On the last day of the 12-day event introducing new products and capabilities of OpenAI artificial intelligence models, the company announced its biggest news. Last night, the o3 Arguer model was unveiled as a replacement for the o1, but we are still a long way from its general release.
According to TechCrunch, the o3 artificial intelligence model is actually a family of o3 and o3-mini models. The mini model will be smaller and lighter to be more efficient in certain tasks. OpenAI claims that the o3 family approaches the level of artificial general intelligence (AGI), at least under certain circumstances, although there are still many shortcomings and a long way to go before a true AGI model is reached.
AI model o3 is the successor of o1, but why is it not called o2? Probably, legal problems prevented this issue. According to a report by the Information magazine, OpenAI has jumped ship from o2 to avoid a legal battle with the British telecom operator O2. Sam Altman, CEO of OpenAI, sort of confirmed this in the company’s livestream.

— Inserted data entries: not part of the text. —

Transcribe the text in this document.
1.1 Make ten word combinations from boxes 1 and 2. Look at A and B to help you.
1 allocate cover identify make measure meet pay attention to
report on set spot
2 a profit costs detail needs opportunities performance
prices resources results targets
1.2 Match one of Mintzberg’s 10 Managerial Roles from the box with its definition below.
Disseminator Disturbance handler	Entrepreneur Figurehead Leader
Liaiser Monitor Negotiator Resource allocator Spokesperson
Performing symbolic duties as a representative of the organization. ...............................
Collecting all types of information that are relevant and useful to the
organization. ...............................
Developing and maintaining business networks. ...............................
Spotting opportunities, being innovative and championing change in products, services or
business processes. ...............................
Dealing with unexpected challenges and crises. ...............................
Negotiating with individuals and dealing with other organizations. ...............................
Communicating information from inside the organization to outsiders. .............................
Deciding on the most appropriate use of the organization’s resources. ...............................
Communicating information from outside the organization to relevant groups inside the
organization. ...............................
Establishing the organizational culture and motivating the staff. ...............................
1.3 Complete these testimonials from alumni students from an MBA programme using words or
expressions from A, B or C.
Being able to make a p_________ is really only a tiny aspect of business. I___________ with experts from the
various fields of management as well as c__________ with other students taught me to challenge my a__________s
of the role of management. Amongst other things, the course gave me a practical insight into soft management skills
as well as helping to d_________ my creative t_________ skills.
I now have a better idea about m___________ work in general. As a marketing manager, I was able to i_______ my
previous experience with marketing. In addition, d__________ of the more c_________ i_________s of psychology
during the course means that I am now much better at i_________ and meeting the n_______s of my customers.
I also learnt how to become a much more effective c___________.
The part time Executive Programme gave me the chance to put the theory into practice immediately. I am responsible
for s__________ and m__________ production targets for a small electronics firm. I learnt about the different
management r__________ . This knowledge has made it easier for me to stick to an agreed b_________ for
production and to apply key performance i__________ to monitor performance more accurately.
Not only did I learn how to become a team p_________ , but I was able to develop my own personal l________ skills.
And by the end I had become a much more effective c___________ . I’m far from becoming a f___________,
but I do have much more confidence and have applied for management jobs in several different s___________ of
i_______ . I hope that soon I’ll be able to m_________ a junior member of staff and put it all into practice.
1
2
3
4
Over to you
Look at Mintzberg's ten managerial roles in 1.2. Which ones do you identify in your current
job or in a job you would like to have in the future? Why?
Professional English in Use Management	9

OpenAI o3 artificial intelligence model preview release
The o3 and o3-mini models are not yet widely available, but security experts can sign up for preview access to the o3-mini starting today. The o3 preview will be released in the future, but OpenAI has not announced a date yet. Altman says their plan is to have the o3-mini available in late January, then the o3.
The o3 AI model is trained by a method called “reinforcement learning” to think before responding with a process that OpenAI calls a “private chain of thought.” This model can pre-plan reasoning and next steps while working; As a result, it can solve the problem by taking a set of steps.
One of the differences between o3 and o1 is the ability of the new model to adjust the reasoning time. These models can be tuned to have short, medium or long computing (or thinking) times. The more time the o3 model has to think, the better it does.
As for o3’s claim to be approaching AGI levels, the model achieved a score of 87.5% on the ARC-AGI benchmark, which measures how well an AI system can learn new skills off of its training data. Of course, this score has been obtained in the mode of long thinking. o3 performs three times better than o1 in the worst case (with short thinking time).